A regencia entrementes procurava mais que tudo não mẹlindrar o sentimento geral, anti-brazileiro mais ainda do que anti-constitucional, com receio do partido militar, ou melhor dito, das tropas. Agia com tamanha prudencia que se não afoitava sequer a mencionar o nome de Dom Pedro IV nos documentos officiaes que se publicavam, de accordo aliás n'este ponto com o decreto assignado realmente ou não, conscientemente ou não, pelo defuncto Rei, e que dizia textualmente que aquella deliberação real serviria igualmente de norma para o caso em que aprouvesse a Deus convocal-o perante a sua santa gloria, até que providenciasse a respeito o legitimo herdeiro e successor da corôa».

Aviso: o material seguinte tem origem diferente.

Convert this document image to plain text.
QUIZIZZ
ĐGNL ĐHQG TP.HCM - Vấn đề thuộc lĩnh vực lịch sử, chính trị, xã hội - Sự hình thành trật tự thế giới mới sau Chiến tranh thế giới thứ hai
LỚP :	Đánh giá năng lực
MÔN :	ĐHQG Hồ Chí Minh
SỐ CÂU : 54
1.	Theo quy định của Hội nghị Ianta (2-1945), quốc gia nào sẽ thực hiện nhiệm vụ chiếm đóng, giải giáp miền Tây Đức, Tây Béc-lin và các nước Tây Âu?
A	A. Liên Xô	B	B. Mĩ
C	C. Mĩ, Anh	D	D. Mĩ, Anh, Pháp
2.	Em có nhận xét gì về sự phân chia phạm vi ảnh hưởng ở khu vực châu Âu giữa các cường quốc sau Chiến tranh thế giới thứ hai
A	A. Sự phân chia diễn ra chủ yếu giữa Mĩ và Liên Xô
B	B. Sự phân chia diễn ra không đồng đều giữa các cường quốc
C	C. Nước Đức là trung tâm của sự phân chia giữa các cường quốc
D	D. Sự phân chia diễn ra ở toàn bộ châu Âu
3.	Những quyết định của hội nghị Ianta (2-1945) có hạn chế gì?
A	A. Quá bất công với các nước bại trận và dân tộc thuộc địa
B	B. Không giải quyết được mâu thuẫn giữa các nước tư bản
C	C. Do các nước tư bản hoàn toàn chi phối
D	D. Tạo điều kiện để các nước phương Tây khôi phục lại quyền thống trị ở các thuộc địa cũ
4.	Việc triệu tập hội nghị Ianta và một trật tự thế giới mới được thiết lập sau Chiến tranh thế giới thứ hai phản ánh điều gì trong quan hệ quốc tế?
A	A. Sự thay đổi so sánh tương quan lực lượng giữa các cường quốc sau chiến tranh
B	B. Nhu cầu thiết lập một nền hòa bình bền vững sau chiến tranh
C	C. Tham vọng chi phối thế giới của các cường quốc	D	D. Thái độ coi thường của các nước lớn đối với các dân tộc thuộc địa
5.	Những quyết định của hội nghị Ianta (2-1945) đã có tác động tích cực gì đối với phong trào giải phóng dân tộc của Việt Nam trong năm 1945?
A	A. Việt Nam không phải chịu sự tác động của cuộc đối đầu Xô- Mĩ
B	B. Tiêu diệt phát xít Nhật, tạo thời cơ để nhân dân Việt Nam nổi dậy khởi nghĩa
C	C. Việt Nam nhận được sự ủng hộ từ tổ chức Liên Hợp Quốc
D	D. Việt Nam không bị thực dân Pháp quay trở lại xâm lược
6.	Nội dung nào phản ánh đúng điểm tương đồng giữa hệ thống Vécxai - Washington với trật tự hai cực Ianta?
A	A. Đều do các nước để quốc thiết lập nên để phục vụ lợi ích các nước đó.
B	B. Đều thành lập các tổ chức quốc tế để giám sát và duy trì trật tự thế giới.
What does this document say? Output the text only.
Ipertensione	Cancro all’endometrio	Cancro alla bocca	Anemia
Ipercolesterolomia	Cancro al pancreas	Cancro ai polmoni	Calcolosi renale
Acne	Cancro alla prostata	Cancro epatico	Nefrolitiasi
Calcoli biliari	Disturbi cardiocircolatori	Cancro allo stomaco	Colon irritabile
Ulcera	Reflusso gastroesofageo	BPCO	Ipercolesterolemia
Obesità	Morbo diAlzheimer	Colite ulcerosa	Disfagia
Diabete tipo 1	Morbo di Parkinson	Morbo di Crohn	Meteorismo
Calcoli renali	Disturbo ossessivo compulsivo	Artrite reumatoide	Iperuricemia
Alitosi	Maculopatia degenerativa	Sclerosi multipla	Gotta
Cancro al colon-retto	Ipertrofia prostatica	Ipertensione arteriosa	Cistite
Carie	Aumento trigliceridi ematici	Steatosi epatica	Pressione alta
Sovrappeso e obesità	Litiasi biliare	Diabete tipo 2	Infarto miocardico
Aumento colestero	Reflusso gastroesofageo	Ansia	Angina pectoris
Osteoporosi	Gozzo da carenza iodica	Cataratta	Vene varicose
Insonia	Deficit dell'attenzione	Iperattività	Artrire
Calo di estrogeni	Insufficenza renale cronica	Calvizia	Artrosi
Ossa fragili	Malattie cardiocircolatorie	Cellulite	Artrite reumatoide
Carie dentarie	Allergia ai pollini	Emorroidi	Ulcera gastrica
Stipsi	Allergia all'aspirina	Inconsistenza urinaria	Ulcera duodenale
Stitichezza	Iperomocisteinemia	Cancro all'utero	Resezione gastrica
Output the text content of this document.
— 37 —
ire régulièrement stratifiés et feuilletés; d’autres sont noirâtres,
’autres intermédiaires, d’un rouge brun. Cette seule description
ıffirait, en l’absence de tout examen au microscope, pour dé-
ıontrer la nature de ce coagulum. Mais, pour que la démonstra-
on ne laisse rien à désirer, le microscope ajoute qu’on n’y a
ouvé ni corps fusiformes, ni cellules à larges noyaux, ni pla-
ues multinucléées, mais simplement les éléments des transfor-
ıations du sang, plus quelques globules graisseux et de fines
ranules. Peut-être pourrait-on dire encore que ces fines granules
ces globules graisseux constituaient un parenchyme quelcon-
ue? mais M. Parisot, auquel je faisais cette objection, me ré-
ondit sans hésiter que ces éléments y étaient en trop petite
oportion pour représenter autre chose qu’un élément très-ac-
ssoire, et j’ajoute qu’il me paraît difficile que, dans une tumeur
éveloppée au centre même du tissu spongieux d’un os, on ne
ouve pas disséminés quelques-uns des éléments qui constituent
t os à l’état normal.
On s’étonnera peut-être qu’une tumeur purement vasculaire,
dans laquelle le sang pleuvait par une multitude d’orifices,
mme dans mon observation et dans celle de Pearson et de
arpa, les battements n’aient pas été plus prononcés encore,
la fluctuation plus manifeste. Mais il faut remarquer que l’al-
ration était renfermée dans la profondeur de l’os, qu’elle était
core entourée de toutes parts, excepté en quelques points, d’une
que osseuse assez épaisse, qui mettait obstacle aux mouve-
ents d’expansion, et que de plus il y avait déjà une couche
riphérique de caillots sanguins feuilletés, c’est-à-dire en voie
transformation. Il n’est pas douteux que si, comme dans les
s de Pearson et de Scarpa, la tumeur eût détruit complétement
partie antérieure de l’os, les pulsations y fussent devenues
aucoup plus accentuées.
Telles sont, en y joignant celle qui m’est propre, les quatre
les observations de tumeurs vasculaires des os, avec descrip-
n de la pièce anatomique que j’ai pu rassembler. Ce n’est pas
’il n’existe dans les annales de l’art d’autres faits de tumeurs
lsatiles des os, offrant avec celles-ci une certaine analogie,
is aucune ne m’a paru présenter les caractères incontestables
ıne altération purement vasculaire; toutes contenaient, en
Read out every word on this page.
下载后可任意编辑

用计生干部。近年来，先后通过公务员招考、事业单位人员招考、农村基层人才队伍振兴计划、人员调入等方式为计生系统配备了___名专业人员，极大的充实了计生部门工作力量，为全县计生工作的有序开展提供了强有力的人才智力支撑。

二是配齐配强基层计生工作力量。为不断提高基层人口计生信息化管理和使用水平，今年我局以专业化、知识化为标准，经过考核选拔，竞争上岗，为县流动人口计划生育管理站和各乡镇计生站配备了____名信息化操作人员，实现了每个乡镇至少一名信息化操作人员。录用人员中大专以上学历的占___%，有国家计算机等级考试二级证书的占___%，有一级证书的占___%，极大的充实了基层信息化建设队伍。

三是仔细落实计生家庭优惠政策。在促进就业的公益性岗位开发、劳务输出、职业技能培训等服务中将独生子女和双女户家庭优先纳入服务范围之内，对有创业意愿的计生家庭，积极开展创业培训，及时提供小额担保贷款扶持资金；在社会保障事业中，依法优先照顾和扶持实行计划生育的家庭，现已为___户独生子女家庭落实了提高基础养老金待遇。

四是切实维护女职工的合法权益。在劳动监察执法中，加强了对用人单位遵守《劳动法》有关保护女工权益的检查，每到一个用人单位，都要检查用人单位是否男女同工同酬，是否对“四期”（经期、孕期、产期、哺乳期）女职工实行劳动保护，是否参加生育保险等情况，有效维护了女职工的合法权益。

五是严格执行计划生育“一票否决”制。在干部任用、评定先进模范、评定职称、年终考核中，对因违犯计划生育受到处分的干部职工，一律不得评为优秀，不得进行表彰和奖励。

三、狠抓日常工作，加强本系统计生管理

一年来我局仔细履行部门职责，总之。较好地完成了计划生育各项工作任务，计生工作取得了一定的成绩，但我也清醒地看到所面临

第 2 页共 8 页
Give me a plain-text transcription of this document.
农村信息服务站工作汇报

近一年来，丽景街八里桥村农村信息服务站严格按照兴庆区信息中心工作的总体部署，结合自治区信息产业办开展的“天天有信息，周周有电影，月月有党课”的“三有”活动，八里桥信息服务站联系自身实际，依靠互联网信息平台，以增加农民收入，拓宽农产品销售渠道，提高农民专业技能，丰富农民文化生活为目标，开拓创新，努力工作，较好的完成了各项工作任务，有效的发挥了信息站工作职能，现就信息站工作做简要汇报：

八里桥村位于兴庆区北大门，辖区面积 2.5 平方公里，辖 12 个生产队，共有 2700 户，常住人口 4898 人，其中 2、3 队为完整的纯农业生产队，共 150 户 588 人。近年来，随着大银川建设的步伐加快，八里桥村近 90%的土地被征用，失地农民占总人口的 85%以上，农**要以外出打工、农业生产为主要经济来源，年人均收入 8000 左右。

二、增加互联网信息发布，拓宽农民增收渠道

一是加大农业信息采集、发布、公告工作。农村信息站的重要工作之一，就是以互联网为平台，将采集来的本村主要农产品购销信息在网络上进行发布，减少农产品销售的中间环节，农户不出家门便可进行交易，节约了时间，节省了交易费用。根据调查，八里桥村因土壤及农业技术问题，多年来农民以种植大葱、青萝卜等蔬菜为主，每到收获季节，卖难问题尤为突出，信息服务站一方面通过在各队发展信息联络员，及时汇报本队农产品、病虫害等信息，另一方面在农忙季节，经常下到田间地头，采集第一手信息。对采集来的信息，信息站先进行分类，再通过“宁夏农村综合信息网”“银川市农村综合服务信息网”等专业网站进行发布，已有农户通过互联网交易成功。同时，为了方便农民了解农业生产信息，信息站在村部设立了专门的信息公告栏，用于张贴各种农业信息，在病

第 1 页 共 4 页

Na sua intencional finura a phrase prestava-se senão a todas as interpretações, pelo menos a um duplo sentido e, considerada sob este aspecto ambiguo, levava com effeito a fazer crer que El-Rei não sabia mais muito bem o que fazia, pois que, se estivesse no pleno goso das suas faculdades, como hesitaria, quando estava prestes o fim e o temor da morte tinha dissipado todos os outros temores, pronunciar-se sobre um assumpto ácerca do qual nunca tivera em vida duas opiniões?

O ponto de vista do conselho de regencia era diverso e tendia a alcançar a meta da viagem navegando cautelosamente entre os baixios. O que lhe convinha era prolongar o seu termo de poder com as redeas em mãos de uma princeza de 25 annos, sem experiencia dos negocios publicos. A regencia, e n'isto se comprehendia quem a presidia, nenhuma pressa tinha em eclipsar-se e não quizera de modo algum proclamar Rei o successor legitimo antes de verificar se este se achava disposto a abdicar, como era por um motivo ou outro o voto geral do paiz.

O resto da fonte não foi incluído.